With the guidance of a wondeful therapist, I’ve come to realize some key issues with my approach. First of all, framing it as “doing better, being better” implies that what I’m doing now is wrong, and that there is something wrong with who I am today. And saying “I’m going to be better” sets me up for a big let down when I lose it the next time. Because, let’s face it, just saying those words doesn’t magically make it so. Learning a new way of dealing with explosive anger isn’t going to happen overnight. So if I’ve promised to be better, and then I’m not, the feelings of shame and guilt are even greater. It’s a pattern that leads to more anger, more shame, more depression. Instead of saying “I’m going to do better”, I now think of it as doing differently. I’m learning new techniques. I am still me: ever evolving me.
The biggest issue I face, though, is that I am trying to live without anger, trying to deny the feeling exists, trying to squash it down. But anger is a very real, albeit a very uncomfortable, feeling. It is physically uncomfortable: we often feel anger in our bodies, the tension and the jaw-clenching I mentioned. Maybe you ball your hands into fists or grind your teeth. Maybe you feel it in your gut. We often feel an intense need to relieve that anger, by yelling or by lashing out: shoving, hitting, kicking. And that may feel like relief, briefly. And then we feel awful for what we’ve done. We might feel even angrier then, at the person who “made” us lose it in the first place, and at ourselves, for losing it. The feeling of discomfort lingers, intensifies.

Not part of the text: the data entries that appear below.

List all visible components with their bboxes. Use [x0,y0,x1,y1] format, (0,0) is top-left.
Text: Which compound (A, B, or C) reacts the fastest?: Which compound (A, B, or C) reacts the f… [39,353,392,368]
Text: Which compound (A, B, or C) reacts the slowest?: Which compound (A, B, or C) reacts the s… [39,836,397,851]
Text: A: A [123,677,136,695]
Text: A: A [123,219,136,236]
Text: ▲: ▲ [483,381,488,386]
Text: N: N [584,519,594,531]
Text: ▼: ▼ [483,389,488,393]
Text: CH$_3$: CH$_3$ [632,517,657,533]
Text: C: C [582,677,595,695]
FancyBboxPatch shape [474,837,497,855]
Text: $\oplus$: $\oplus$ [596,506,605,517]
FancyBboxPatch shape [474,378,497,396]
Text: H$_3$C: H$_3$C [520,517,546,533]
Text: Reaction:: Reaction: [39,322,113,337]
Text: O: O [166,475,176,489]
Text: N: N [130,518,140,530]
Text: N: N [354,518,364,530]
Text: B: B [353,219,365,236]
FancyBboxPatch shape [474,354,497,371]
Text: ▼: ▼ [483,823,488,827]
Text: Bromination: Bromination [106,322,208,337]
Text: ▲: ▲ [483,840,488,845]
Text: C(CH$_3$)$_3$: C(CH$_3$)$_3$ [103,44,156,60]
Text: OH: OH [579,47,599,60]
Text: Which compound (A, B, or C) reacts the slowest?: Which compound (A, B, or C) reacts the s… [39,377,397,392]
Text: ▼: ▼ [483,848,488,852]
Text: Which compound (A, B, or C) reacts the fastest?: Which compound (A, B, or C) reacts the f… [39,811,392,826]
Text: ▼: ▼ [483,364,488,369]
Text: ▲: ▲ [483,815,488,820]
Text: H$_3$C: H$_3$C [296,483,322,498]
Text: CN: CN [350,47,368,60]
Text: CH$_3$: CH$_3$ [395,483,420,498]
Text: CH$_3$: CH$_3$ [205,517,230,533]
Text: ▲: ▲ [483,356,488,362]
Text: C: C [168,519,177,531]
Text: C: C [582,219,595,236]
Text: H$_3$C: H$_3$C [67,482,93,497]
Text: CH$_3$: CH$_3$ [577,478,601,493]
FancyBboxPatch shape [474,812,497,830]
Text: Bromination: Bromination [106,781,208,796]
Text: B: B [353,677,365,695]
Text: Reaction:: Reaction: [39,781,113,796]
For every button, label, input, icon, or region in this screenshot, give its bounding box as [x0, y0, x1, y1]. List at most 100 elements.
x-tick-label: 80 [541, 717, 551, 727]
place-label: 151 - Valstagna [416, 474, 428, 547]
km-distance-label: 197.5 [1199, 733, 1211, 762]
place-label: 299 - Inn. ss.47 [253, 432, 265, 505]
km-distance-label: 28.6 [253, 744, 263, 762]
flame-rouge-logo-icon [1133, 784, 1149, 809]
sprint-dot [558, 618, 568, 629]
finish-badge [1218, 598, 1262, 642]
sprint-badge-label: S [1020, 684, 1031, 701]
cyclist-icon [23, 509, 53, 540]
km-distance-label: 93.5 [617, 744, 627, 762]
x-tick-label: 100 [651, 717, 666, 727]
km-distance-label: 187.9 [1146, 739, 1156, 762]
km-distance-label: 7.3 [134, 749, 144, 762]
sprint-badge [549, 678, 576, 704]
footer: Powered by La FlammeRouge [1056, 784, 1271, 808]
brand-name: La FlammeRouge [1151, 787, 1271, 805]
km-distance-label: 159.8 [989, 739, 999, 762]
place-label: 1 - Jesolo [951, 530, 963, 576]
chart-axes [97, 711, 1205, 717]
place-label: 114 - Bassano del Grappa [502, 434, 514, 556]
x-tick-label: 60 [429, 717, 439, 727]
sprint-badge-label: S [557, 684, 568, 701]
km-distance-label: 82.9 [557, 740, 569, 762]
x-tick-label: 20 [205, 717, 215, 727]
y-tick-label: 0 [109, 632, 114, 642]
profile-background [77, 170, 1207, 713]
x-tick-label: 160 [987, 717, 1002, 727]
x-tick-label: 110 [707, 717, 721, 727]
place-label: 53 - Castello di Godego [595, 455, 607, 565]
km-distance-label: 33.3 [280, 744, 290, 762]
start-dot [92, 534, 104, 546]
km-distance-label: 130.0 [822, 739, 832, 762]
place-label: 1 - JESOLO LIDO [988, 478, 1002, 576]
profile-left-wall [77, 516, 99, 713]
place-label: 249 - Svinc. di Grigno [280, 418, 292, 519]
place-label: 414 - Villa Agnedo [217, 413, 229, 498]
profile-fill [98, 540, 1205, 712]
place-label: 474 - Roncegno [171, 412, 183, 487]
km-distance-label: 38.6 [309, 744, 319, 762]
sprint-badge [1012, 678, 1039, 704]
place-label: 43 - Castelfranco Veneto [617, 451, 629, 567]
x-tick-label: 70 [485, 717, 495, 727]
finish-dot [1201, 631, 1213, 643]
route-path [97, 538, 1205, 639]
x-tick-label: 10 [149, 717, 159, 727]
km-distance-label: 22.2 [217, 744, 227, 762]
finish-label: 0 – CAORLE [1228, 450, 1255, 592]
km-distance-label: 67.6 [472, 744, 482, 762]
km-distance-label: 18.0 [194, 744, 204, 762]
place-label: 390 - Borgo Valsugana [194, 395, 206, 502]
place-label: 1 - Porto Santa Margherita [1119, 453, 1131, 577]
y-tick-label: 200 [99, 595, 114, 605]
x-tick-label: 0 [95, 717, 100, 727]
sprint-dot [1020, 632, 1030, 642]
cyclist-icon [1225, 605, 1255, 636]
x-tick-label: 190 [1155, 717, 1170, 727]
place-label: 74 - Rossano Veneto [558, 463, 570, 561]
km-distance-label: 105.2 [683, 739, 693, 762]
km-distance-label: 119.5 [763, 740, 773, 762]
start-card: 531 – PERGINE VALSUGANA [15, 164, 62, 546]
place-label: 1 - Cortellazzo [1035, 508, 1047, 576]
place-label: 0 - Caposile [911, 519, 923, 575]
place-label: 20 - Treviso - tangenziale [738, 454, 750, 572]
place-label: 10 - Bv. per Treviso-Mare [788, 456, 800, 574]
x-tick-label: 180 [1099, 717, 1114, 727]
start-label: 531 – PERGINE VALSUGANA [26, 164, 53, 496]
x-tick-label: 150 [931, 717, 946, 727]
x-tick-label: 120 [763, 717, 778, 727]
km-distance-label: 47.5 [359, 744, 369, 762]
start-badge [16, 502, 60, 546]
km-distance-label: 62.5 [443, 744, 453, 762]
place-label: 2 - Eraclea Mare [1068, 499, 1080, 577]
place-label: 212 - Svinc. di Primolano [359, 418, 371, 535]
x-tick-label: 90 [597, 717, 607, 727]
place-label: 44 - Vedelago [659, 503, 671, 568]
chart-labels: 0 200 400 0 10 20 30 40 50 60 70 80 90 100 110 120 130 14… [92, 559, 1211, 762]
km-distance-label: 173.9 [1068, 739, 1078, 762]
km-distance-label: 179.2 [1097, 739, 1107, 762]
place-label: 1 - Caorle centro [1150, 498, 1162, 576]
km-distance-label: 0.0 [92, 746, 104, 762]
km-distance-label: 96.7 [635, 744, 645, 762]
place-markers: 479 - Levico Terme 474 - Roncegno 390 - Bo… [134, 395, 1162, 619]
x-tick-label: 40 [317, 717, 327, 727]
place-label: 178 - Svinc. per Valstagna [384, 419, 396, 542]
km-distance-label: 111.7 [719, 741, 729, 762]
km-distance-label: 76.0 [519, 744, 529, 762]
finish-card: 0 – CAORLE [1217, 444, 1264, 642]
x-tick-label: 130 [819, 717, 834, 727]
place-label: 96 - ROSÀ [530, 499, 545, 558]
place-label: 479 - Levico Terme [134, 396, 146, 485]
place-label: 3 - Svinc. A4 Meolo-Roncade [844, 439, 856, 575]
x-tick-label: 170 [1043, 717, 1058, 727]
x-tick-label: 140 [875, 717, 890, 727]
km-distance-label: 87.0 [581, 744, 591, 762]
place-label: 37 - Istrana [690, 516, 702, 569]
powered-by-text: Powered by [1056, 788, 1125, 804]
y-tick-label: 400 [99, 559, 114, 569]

So what if we just sit with our intense feelings? What if we just give those feelings space to be? Over the past month or so I’ve been trying this. Noticing when my anger is being triggered. Acknowledging it by saying, either in my head or outloud: “I’m really angry right now!” I feel it in my whole body, I feel that urge to strike out, and it is so uncomfortable. I feel my anger peak, and then, gradually, simmer down and finally pass. I’ve noticed that when I do this, I’m actually angry for less time. There are fewer tears shed. My relationship to my kids is unscathed.

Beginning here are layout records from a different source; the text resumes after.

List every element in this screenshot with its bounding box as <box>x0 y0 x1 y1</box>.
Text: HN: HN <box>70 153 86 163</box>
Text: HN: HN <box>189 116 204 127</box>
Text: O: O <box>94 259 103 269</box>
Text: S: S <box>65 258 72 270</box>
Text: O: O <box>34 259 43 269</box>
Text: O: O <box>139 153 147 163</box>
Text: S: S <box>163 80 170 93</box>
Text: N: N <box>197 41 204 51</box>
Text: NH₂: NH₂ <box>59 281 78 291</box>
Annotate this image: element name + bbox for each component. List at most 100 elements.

The hardest part about sitting with my anger is still dealing with the situation at hand. Since my anger is usually triggered by Aedan getting too rough with his brother, I still have to act. Real life prevails: I can’t just retreat to a quiet room and deep breathe until it passes. For now, I tell Aedan firmly that we don’t push, hit, kick, bite etc. And then I go to Colm, if he needs me, and I hug him and kiss him and make sure he’s okay. I hold his sweet little self until the anger begins to dissipate and then I might address Aedan more fully. For now, it works to get me through the day.
This trick of giving space to uncomfortable feelings works with more than just anger, of course. When I’m feeling depressed or anxious, I’ve begun to just notice these feelings, acknowledge them, and patiently watch for them to pass. And in the same vein, when I am feeling happy, joyful even, I honour those feelings by attending to them, letting them swell and crest and then gently lap at my toes as I wait for the next wave, whatever it might bring.
Were you surprised by unexpected emotions in parenthood? How do you deal with things like anger or deep sadness in your everyday life? I’d love to hear what works for you.